Skiing & snowboarding 
Beginners can also learn the fundamental skills for skiing or snowboarding at the Snowflex Centre. 

“It’s great way to transition to real snow. If anything, it is a tad harder to ride on the Snowflex® material compared to real snow, so if you are able to ride comfortably here, then riding on actual snow will be much easier,” said Baderman. 

Lessons are highly recommended before you venture out on any slope, and all resorts in our region offer them. Aside from turning and stopping, you’ll also learn how to use ski lifts safely. 

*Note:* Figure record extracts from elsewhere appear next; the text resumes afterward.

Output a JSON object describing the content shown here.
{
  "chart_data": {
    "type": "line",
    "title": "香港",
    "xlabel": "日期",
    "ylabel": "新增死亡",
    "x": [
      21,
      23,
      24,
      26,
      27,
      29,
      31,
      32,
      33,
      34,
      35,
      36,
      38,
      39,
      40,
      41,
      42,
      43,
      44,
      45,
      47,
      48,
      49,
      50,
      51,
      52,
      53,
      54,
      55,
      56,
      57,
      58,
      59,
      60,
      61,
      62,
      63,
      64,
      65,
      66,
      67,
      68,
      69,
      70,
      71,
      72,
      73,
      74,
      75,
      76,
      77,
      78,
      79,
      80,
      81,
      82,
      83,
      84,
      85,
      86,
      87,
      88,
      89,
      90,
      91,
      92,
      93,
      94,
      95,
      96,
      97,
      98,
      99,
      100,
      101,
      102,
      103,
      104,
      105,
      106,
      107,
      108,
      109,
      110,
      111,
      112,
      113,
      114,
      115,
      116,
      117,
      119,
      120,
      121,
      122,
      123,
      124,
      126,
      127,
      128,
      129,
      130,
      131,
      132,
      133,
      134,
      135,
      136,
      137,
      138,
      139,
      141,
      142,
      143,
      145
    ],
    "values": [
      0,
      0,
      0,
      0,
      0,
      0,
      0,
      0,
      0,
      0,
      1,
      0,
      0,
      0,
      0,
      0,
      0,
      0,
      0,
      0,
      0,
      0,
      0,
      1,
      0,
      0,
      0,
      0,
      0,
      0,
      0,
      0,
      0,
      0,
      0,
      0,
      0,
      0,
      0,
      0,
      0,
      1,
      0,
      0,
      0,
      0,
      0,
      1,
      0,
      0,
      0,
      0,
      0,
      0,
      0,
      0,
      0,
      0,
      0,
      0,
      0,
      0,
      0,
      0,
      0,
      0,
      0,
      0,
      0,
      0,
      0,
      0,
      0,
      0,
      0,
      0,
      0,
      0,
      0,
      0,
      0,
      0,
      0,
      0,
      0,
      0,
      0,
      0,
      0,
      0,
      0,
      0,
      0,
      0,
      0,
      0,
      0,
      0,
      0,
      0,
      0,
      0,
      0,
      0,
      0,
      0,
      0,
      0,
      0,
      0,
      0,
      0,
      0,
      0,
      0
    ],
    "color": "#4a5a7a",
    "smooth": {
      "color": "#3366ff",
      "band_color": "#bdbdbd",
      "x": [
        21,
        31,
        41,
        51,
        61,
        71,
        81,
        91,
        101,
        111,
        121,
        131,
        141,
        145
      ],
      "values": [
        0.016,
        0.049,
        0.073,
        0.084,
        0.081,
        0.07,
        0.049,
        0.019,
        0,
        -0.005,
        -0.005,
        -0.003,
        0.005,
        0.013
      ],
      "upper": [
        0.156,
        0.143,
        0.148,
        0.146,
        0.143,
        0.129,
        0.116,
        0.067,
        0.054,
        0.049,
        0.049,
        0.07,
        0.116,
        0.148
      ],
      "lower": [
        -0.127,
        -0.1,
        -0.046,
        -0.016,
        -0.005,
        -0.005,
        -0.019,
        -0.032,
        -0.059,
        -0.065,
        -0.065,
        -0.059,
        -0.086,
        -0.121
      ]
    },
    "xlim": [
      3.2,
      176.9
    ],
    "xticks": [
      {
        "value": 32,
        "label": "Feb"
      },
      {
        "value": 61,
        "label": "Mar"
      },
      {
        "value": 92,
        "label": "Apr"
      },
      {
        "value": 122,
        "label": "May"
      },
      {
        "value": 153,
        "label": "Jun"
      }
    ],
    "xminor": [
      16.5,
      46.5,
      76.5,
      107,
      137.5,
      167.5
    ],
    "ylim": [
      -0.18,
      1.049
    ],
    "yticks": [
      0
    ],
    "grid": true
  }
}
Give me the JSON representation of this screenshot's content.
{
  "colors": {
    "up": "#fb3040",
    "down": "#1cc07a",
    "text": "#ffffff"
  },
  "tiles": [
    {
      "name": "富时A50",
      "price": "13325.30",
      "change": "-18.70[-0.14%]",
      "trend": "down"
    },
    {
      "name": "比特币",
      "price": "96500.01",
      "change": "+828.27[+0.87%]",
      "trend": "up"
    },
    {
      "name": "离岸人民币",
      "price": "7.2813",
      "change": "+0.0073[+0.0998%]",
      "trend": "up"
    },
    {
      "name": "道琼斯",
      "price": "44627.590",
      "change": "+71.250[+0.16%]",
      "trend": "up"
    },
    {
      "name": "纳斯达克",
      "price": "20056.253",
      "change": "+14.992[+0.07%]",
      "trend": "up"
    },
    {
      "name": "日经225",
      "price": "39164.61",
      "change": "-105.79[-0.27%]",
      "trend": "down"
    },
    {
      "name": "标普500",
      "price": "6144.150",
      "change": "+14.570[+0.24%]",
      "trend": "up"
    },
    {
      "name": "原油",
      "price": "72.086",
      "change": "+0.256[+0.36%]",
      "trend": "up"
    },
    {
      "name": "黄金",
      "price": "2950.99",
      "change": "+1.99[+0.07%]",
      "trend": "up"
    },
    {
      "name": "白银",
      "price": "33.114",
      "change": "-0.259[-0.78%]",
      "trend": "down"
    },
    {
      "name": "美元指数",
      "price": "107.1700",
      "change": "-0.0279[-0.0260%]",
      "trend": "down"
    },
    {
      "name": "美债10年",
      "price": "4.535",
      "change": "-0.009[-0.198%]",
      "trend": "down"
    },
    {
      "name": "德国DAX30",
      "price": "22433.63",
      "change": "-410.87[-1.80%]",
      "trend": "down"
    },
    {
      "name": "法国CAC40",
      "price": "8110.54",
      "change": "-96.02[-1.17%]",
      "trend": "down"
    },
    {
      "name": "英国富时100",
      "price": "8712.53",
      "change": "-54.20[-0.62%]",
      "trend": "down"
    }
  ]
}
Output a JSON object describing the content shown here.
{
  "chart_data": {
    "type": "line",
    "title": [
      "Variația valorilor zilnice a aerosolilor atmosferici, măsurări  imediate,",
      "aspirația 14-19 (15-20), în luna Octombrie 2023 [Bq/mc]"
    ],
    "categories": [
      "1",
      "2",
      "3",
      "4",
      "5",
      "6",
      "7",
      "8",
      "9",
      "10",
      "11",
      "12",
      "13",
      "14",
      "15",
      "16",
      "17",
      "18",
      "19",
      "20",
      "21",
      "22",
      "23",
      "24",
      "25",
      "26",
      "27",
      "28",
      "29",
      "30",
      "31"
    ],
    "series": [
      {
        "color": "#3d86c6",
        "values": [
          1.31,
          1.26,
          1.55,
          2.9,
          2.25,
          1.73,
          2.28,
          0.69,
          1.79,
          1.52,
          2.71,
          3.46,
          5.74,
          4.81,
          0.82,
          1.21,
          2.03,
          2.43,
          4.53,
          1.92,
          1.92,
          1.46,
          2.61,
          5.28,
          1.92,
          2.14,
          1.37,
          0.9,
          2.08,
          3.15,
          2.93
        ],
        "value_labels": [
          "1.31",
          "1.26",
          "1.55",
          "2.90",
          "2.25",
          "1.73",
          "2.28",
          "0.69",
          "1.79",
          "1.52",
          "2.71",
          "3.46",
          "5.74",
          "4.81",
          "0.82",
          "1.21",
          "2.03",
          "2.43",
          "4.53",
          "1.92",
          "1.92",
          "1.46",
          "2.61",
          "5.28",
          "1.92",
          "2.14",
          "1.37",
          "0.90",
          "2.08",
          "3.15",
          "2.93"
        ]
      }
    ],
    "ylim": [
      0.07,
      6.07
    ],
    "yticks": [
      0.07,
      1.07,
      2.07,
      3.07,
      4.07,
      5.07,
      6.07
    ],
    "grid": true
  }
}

“If we have a true never-ever, then we start with getting to know the equipment, then we move onto body mechanics and how our body can influence the snowboard or skis. Then we start sliding!” says Pierce Byrd, director of Wintergreen’s Snowsports School. “Once our students find balance while sliding, we start to turn our equipment to a stop. Teaching stopping is very important and necessary to ski or ride safely on the slopes.” 

According to Massanutten Resort’s “Beginner’s Snow Sports Guide,” when skiing/snowboarding you should wear: 

  • one pair of warm socks 
  • water-repellent ski pants, jacket and gloves 
  • thermal underwear and warm layers underneath (avoid cotton) 
  • winter hat 
  • goggles 
  • helmet 
  • lip balm/sunscreen 

Most ski resorts in our region can typically stay open through March, with the help of snowmaking capabilities. “In the Southeast, we have a winter-window from December to March for the best ski conditions,” Byrd said. 

Ice skating
Just down the mountain from Liberty Mountain Snowflex Centre is another local winter sport spot — Liberty University’s LaHaye Ice Center. Instructor Hannah Pulley says you can learn how to ice skate at any age: “All you need is your confidence and a pair of skates!” she says. 

Pulley and other members from the LU synchronized and figure skating teams coach classes for adults 18+ through the Learn To Skate (LTS) program. 

“You will learn how to fall safely, stand up appropriately and understand how to maneuver your feet around the ice rink,” Pulley says. 

An eight-week LTS session is $90 a person and includes your skate rental. The spring classes are underway but check their website for the next session. 

When coming out to the ice rink, Pulley recommends wearing long pants, a long-sleeve shirt, jacket, gloves and long socks. She also says a helmet (something you would wear bike riding) is a good idea for new skaters.